Chalk: Geologically speaking, its a form of limestone that is composed from a mineral, calcite carbonate, which ultimately comes from small particles shed from the shells of micro organisms called coccolithophores. Chalk has many uses such as an agricultural soil treatment, a toothpaste additive, an athletic grip enhancement and builder’s putty, but most of us were probably first exposed to chalk in the classroom. Chalk and chalk dust were once common sights and smells in classrooms across the globe. A mainstay of our early education and a cornerstone of our popular culture, chalk was used by Bart Simpson to write “I will not ____” across the detention room blackboard, on which other kids, in the hope of generating a spine shivering reaction from someone, would scrape their fingernails. But digital technology has changed the face of the modern blackboard, replacing it, along with the chalk used to write on it, with computer screens, IPads and digital pens. While chalk may have met its demise in the classrooms of developed countries, fortunately it continues to thrive as an artistic medium.
For 11 years, Denver has celebrated the artistic qualities of chalk and highlighted the work of those who have developed an unparalleled skill to create stunningly realistic images with it at the annual Denver Chalk Art Festival in Larimer Square. Yet another reason to love Denver! Downtown streets replace the blackboard, a rainbow of color options abound, and the arithmetic, grammar and homework assignments from our memories transform into artwork before our very eyes, lifelike enough to touch… just don’t unless you want to piss of a chalk dust clad artist who has worked feverishly under a tight deadline to create what you have just inadvertently trampled on.

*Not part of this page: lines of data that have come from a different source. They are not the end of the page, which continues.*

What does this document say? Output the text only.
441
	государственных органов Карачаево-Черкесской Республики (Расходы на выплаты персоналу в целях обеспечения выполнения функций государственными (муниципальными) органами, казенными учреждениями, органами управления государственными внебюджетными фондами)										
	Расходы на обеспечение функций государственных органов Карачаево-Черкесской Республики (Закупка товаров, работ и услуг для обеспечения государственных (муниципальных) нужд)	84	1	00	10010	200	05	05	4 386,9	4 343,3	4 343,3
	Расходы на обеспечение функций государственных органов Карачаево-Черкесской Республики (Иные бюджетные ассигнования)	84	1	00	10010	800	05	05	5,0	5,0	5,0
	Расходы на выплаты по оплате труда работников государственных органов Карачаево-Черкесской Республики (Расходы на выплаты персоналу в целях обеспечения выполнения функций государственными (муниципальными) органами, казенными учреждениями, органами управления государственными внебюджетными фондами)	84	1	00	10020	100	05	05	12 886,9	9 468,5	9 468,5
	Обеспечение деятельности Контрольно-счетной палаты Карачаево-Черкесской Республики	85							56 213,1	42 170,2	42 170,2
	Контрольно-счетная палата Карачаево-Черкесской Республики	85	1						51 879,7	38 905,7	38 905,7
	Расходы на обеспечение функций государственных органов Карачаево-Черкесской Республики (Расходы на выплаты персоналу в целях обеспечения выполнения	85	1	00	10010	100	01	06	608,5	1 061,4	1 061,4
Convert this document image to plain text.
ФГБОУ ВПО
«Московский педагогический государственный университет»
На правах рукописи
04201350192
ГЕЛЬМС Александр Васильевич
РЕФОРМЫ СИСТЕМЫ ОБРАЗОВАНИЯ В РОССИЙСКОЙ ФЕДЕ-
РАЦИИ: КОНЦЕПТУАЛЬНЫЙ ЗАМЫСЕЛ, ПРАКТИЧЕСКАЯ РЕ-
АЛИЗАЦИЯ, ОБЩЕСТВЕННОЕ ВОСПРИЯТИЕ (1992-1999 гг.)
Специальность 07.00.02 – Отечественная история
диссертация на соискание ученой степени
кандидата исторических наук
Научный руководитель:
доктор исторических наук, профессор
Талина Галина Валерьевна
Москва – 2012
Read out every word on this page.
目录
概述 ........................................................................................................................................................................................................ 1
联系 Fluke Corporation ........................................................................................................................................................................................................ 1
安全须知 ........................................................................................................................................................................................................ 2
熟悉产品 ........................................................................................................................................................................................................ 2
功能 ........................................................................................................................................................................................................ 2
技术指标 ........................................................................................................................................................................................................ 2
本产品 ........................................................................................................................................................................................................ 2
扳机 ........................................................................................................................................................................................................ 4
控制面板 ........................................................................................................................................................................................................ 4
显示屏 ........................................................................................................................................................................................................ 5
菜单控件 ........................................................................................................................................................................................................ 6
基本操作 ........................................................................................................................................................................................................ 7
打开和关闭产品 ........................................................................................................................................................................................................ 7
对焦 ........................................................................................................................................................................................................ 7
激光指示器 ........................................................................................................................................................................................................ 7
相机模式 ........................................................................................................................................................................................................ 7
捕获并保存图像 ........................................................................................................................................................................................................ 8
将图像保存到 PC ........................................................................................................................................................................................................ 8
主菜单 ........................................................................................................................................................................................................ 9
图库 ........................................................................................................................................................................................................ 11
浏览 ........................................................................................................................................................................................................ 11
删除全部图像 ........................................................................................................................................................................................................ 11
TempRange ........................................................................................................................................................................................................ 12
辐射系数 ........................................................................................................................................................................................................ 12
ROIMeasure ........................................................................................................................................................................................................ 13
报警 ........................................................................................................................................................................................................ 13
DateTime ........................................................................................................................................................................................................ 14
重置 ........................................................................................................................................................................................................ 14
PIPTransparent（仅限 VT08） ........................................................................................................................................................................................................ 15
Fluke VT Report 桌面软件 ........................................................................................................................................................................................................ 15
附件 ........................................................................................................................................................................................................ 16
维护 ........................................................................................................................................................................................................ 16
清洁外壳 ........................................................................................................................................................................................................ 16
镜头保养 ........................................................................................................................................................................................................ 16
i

Beginning Friday, more than 200 artists ranging from seasoned professionals to high school students, spend hours trying to finish their chalk masterpieces by the Sunday evening deadline, in the process converting the drab surface of Larimer street into a colorful palette of creative expression. The festival is produced by the Larimer Arts Association, a nonprofit organization that is dedicated to promoting arts awareness and education… and keeping the usefulness of chalk firmly alive. At 6pm on Sunday evening, the judging begins and shortly thereafter, a street sweeper unceremoniously comes by and erases the blackboard in preparation for life to return to normal the following Monday morning. As an artist, it must be a bittersweet experience; to painstakingly rush to create a piece of art, toiling under a hot sun caked in chalk dust, only to have it washed away from existence hours later, yet afforded the opportunity to express themselves on one of the most public of mediums and to have their work viewed by thousands of people before its gone.
Chalk art competitions are growing in popularity around the world, but its nice to have one of the more prominent ones right in your own back yard. If the work on display in Denver is any indication, these festivals, and the use of chalk as in artistic expression, will only continue to grow.